# Speed-up GT generation
[OCR4all](https://github.com/OCR4all) is a great (and easy-to-use) tool to do high-quality OCR of old books. In order to get good results (over 99% correctness is possible) GT must be generated. Within the OCR4all workflow, this is done with LAREX. LAREX allows for very detailed annotation, as of now, however, it doesn't provide any batch editing features.

The following script offers a very simplistic method to select and correct particularly interesting lines. The selection is done via REGEX. It can be useful to focus on certain patterns during GT creation. If you notice e.g. a very poor performance of your models when it comes to numbers, you can choose specifically lines containing numbers (`regex = r"\d+"`), if you notice that 'ſſ' is often transcribed as 'ſf', you can filter these lines with `regex = r"(fſ|ſf)"` and so on.

In [None]:
# Import necessary modules
from glob import glob
from lxml import etree
from matplotlib import pyplot as plt
import re
from shapely.geometry import Polygon
import matplotlib.image as mpimg
import numpy as np
import shutil
import os
import pyperclip

In [None]:
# Provide the path to the OCR4all project directory (contains folders `input` and `processing`):
project_directory = ""

In [None]:
pagexml = glob(project_directory+"/processing/*.xml")
pagexml.sort()

In [None]:
regex = r"\d+"

The script shows line snippets and the ocr transcription.
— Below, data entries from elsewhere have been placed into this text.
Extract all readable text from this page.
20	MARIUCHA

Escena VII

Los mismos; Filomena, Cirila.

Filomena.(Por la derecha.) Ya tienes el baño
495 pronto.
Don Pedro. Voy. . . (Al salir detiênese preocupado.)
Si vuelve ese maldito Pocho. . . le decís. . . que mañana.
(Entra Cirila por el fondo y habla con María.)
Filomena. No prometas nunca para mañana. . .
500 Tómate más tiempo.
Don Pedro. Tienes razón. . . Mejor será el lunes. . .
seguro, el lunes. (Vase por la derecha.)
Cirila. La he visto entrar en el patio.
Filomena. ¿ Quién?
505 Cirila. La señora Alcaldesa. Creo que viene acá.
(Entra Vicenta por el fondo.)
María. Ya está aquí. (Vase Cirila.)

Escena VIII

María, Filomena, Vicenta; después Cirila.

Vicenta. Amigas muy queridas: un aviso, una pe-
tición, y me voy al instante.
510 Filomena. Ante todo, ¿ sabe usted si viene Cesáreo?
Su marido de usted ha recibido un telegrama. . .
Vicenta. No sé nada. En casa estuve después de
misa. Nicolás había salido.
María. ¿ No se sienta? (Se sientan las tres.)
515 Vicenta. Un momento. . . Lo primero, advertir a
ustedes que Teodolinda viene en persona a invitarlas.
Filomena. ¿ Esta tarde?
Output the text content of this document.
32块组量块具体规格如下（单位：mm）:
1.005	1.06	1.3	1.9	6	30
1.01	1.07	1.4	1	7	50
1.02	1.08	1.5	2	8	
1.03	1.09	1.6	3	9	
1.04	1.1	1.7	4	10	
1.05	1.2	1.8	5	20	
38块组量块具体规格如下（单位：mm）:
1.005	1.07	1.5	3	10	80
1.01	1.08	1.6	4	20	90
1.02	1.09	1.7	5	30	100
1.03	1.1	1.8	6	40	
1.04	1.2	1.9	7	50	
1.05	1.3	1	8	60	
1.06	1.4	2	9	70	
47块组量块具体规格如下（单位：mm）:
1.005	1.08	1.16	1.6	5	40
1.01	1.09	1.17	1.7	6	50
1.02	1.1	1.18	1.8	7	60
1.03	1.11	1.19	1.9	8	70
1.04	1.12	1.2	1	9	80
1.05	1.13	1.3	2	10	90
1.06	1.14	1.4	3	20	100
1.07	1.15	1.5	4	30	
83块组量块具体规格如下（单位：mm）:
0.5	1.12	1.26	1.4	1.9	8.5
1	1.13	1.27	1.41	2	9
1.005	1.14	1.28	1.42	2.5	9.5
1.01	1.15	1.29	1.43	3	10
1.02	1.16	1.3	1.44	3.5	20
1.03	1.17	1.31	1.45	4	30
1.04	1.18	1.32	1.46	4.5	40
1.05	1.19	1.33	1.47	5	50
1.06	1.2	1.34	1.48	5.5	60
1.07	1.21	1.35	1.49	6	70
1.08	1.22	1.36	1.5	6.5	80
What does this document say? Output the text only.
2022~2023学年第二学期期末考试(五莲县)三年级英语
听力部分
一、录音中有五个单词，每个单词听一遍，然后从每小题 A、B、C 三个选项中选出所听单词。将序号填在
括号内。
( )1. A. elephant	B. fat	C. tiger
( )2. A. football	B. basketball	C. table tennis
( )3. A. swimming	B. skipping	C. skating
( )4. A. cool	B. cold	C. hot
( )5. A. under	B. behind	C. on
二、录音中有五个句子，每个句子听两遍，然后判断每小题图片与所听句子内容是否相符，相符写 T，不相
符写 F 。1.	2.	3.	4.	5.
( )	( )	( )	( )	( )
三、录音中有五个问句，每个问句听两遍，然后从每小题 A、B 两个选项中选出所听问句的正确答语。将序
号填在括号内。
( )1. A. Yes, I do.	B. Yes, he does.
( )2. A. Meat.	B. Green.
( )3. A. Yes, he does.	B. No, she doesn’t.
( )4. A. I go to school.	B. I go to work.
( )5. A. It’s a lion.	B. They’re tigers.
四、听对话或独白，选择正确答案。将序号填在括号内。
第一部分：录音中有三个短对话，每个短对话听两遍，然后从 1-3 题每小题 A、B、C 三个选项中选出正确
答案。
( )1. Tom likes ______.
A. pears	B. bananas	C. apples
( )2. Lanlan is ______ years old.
The ocr transcription is also stored in the clipboard and can be pasted easily (ctrl+c). This is a pragmatic workaround as Python's `input()` function doesn't allow prefill. If you don't want to alter the ocr (and consequently generate no GT) hit enter. If you want to delete the line, type ` d ` (a space before and after the `d`).
If changes are made, the original PageXML is overwritten, but a backup is written to the `backup_processing` directory. It is, of course, wise to use (e.g.) git as well for tracking changes.

In [None]:
for page in pagexml[12:]:
    print(page)
    img_basename = page.split('/')
    tree = etree.parse(page)
    NSMAP = {'xmlns' : tree.xpath('namespace-uri(.)')}
    imageFilename, imageHeight, imageWidth = tree.find('xmlns:Page', NSMAP).attrib.values()
    img = mpimg.imread(project_directory+"/input/"+imageFilename)
    lines = tree.findall('//xmlns:TextLine', NSMAP)
    changed = False # Switch
    for l in lines:
        namespace = l.xpath('namespace-uri(.)')
        try:
            gt = l.find('xmlns:TextEquiv[@index="0"]/xmlns:Unicode', NSMAP).text
        except:
            gt = None
        try:
            ocr = l.find('xmlns:TextEquiv[@index="1"]/xmlns:Unicode', NSMAP).text
        except:
            ocr = ""
        line_coords = l.find('xmlns:Coords', NSMAP).attrib['points'].split(' ')
        vertices = [list(map(int,vertex.split(','))) for vertex in line_coords]
        vertices.append(vertices[0])
        xs,ys = zip(*vertices)
        polygon = Polygon(vertices)
        bbox = polygon.bounds
        try:
            match = re.search(regex,ocr)
        except:
            match = None
        if not gt and match:
            print(f"{page}\t{imageFilename}")
            print(bbox)
            try:
                line_snippet = img[int(bbox[1]):int(bbox[3]),int(bbox[0]):int(bbox[2])]
                plt.imshow(line_snippet)
                plt.show()
                pyperclip.copy(ocr)
                print(ocr)
                new_gt = input()
                if new_gt == " d":
                    l.getparent().remove(l)
                    changed = True
                elif len(new_gt) < 2:
                    pass
                else:
                    gt_elem = etree.SubElement(l,'{'+namespace+'}'+'TextEquiv', index="0")
                    gt_unicode = etree.SubElement(gt_elem,'{'+namespace+'}'+'Unicode')
                    gt_unicode.text = new_gt
                    changed = True
            except Exception as e:
                print(e)
            plt.clf()
    if changed:
        # make backup of original PageXML
        new_dir = project_directory+"/backup_processing/"
        try:
            shutil.copy(page,new_dir+img_basename[-1])
        except FileNotFoundError:
            
            os.mkdir(project_directory+"/backup_processing")
            shutil.copy(page,new_dir+img_basename[-1])
        # write new tree to  
        tree.write(open(page, 'wb'), pretty_print=False)